Analysis: Germany completes nuclear phaseout with big climate costs 

A pro-nuclear demonstration in Berlin, Germany. Photo credit: Reuters / Nadja Wohlleben.

By Anders Lorenzen

It has been on the cards for a long time and earlier this month it became official – Germany’s nuclear phase-out is complete.

The decision to close down this low-carbon source of energy comes at a time when energy security and the climate crisis are key issues for European Union (EU) member countries and Germany is one of the EU countries not only most reliant on Russian gas but also one of the EU countries most resistant to reduce its reliance on it.

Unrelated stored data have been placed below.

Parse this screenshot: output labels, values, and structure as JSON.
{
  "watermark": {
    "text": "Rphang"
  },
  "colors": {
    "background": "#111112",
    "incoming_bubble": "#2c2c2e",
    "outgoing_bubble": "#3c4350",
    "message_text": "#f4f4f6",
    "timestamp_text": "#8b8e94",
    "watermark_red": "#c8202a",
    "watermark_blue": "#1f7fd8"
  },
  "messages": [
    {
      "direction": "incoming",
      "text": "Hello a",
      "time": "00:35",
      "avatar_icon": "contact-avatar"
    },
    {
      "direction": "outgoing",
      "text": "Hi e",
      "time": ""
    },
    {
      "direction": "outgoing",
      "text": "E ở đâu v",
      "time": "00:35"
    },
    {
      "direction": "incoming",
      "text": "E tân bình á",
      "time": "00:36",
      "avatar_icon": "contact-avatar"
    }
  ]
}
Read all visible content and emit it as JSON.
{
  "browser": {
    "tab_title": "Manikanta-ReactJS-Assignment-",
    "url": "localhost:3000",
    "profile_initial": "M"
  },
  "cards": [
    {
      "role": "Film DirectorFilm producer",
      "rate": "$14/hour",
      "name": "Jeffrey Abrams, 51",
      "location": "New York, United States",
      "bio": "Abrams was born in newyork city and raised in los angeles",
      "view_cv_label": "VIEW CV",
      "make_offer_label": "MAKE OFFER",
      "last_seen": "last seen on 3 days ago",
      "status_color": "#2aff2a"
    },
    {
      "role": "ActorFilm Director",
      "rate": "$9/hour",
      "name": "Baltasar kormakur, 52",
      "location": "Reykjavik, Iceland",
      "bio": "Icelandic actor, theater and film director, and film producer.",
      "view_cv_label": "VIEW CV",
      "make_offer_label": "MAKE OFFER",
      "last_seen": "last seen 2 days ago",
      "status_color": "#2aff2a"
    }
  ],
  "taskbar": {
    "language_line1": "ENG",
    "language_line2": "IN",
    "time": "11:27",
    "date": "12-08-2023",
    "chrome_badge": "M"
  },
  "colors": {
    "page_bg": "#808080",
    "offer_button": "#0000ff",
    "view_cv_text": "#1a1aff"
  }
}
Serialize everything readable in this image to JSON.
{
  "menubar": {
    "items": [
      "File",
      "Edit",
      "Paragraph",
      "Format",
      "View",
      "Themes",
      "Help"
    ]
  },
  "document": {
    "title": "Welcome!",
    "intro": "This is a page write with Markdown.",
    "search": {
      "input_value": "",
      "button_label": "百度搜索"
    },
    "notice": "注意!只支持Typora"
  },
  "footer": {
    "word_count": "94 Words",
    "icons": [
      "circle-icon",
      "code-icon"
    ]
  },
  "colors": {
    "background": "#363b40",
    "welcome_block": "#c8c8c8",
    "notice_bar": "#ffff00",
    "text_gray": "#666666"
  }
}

In no other Western EU country does the energy mix include such a high share of coal – the most polluting of fossil fuels, as it does in Germany. 

As the cooling towers of Isar II, Emsland and Neckarwestheim II were forever shut, the nuclear phase-out, which has been criticised by energy analysts and climate advocates around the world, became complete and Germany closed the door on a technology that had powered its high-energy intensive industries since 1961.

More to do with ideology than facts

Germany’s decision to exit the nuclear energy industry seems to have more to do with ideology than fact, and nuclear advocates go as far as to argue that Germany will never be able to fully decarbonise its economy without keeping nuclear as part of its portfolio. 

Neighbouring countries such as France, Switzerland, the Netherlands, as well as the UK across the North Sea, are mulling expanding nuclear capacity, and ultimately Germany will also still continue to import nuclear energy from its neighbouring countries via grid interconnectors. And Finland has just opened Europe’s largest nuclear reactor, a key instrument for the Nordic country to ease its reliance on Russian gas and to meet its climate targets.

Polling shows that two-thirds of Germans support keeping nuclear power plants operating in the country and only just under a third support the phase-out fuelled by concerns about the climate crisis, the war in Ukraine and the energy crisis.